Немец тяжело вздохнул и сказал:
– Для этого необязательно пилить дрова этой пилой. Для этого вообще пилить дрова совсем необязательно. Дело даже не в замке, у которого нет крыши как таковой. Даже не в крыше дело, – сказал мягко немец, вытаскивая из чулана в несколько рывков, как упирающуюся козу, ручную пилу побольше. – Тут кое-что другое… у кого-то что-то с головой…
Пила была в масле; она поблескивала у него в руках. Мы пошли. Старик нас уже ждал. Он стал кричать издали, почему мы так долго возились! Гюнтер ничего не сказал, улыбаясь, он шел вперед. Старик сказал, что в замке кризисное положение с дровами. Повел в лес. До глубокой ночи пилили сучья, укладывали, вязали, таскали на повозке по горке в замок. До утра складировали. Утром я начал топить печи в комнатах, набитых сучьями до отказа… спал там же… и последующие несколько недель… Зима быстро таяла…

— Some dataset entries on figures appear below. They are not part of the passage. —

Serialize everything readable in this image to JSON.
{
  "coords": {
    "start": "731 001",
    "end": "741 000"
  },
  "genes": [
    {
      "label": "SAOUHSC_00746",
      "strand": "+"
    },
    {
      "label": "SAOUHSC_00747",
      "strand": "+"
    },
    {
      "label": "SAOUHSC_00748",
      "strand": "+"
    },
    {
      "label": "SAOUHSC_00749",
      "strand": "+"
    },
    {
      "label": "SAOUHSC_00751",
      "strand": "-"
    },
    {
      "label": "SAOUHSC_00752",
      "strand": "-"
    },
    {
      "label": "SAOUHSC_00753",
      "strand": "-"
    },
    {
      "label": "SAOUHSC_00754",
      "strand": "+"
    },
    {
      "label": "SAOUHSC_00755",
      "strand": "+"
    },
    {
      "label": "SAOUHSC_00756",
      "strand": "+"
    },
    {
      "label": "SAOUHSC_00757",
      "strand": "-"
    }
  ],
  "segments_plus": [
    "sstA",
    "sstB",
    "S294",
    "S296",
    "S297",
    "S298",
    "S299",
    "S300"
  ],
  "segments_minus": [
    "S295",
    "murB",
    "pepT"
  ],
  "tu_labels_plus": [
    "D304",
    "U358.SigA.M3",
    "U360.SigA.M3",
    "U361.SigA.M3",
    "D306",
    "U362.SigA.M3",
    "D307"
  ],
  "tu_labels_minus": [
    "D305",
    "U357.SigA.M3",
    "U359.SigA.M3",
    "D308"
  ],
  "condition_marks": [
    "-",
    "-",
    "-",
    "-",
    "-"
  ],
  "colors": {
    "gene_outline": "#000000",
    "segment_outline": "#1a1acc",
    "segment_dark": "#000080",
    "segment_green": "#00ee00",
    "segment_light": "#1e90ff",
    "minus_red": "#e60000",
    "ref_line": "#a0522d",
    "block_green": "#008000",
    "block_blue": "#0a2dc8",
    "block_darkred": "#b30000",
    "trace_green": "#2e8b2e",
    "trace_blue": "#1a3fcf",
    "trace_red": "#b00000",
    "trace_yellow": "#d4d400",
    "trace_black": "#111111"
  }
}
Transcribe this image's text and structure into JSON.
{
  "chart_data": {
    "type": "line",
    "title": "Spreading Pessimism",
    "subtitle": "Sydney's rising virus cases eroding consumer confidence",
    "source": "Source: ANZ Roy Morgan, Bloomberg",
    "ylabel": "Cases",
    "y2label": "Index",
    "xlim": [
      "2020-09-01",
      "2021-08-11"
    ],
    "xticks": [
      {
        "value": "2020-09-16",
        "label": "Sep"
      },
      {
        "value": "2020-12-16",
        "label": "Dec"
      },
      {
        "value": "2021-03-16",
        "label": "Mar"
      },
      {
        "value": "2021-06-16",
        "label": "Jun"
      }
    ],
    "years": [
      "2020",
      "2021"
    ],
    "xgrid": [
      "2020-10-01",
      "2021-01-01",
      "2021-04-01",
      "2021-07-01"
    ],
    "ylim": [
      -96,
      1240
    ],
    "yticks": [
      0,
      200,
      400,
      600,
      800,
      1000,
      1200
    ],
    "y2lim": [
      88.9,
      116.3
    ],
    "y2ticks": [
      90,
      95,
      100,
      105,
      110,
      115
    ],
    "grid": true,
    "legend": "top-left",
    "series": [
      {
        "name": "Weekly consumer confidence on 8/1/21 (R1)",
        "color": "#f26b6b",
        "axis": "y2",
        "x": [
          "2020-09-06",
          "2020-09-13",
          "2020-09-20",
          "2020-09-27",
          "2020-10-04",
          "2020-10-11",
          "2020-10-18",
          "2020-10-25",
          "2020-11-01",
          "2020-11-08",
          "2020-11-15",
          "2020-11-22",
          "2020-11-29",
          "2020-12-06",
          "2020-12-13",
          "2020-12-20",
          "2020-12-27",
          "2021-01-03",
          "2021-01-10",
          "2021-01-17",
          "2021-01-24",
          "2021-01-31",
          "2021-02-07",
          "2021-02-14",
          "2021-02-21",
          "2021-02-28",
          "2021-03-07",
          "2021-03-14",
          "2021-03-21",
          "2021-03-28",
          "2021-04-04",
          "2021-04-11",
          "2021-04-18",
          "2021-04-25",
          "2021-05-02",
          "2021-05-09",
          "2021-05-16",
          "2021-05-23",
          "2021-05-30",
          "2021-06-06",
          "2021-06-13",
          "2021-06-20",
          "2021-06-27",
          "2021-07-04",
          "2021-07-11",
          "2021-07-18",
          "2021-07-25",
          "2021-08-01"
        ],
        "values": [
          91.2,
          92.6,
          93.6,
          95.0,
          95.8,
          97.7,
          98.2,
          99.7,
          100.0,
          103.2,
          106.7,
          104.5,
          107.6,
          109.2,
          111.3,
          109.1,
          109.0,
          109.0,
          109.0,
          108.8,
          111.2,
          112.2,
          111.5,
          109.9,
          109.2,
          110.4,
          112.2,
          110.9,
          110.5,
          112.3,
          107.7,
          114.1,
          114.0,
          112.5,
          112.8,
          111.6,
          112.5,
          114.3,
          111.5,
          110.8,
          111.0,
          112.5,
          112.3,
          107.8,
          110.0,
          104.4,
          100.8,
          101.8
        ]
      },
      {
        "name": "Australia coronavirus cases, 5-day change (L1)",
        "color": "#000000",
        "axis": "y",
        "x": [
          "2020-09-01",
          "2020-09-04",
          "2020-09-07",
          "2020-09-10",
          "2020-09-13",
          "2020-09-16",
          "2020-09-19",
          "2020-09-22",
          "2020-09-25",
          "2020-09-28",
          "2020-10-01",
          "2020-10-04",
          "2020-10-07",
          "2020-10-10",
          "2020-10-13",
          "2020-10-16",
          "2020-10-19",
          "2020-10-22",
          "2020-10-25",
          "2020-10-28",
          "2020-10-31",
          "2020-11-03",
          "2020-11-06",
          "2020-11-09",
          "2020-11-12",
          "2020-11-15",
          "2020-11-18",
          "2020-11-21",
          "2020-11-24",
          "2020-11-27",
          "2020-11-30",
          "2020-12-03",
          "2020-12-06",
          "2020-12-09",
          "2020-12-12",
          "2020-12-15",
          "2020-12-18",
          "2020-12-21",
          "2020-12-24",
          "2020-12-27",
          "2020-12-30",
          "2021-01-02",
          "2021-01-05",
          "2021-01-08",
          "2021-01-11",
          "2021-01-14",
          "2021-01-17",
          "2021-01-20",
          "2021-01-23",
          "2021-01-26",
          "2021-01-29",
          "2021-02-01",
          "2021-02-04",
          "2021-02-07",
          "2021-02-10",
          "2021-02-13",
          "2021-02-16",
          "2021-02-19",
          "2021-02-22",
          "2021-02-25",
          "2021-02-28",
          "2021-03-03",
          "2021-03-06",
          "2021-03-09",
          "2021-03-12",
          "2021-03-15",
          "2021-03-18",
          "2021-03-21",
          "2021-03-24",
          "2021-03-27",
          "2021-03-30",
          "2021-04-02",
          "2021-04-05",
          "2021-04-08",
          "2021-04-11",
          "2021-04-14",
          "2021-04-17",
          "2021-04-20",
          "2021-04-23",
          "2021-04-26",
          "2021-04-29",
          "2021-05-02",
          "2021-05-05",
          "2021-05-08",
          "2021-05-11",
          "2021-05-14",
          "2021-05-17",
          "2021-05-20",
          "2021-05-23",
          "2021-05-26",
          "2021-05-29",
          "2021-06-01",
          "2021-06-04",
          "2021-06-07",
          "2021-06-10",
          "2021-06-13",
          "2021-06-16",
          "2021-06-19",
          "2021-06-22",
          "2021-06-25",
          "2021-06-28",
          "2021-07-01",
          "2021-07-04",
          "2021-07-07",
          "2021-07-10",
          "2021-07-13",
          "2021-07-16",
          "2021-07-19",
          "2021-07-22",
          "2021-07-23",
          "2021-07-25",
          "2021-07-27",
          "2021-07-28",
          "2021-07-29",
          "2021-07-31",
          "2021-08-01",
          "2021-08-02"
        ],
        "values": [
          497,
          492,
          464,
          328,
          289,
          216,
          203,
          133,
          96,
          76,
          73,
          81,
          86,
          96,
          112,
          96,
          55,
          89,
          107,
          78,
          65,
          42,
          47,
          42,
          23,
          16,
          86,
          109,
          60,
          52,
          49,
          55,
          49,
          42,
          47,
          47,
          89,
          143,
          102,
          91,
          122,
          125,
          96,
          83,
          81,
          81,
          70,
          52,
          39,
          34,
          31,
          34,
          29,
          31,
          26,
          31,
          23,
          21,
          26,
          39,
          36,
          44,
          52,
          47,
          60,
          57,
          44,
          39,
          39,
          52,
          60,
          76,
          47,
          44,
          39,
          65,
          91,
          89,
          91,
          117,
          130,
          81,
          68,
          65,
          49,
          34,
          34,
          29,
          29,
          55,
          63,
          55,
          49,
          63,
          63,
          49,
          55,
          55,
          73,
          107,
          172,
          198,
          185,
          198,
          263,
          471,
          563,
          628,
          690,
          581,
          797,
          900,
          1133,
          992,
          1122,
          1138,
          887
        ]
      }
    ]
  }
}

В замке было жутковато. Там все время что-нибудь происходило, даже если никого не было, все равно хлопали двери, метались голоса, что-нибудь падало, разбивалось… Я старался не обращать на это внимания, топил в библиотеке и перебирал фолианты. Старик приказал все высушить, разрешил пользоваться феном и пылесосом. Сам занимался куда более важными делами: перетаскивал статую Будды из комнаты гуру в холл, приставлял лестницу к стенам и рассматривал через лупу узоры сырости и грибка. Я сушил книги, аккуратно переворачивал страницы, держал фен на расстоянии трех – пяти локтей, как сказал мистер Винтерскоу, сушил… Ставил том на торец перед закрепленным феном и сушил: странички дрожали, греясь… Подбрасывал в печи сучья, курил, пил чай, смотрел на то, как страницы трепыхались, и думал… Снимал с полок другие, ставил, сушил… Так целыми днями… Тома, тома… Много убирал, пылесосил полки, расставлял книги, подбрасывал дрова в печи, возил тряпкой пыль из угла в угол, переставлял ведра с закаменевшей известью, отмачивал кисти, часами подметал неизвестно что, сидел на ступеньках, пил чай, курил… В голове плелись жуткие мыслишки, и отчего-то все они так или иначе убегали в могилку неминуемого конца, крышка захлопывалась, на нее падали последние взгляды и горсти сырой земли, комьями: тум, тум, тум… Я останавливался посреди залы, холод пробегал по спине, закуривал, прислушивался к ветерку, к первым весенним птахам, замирал, слушая, как сквозь птичий гомон пробивается вой пиломашины или рычание трактора. Вставал, шел, переходил из залы в залу, двигался коридорами, прятался на самом дне, запирался в чулане и сидел во мраке, подтянув к груди ноги, натянув противогаз. Так жутко мне было, что в мрачном этом подвале в самой последней комнатке, где скреблись крысы и бегали тараканы, становилось мне легко.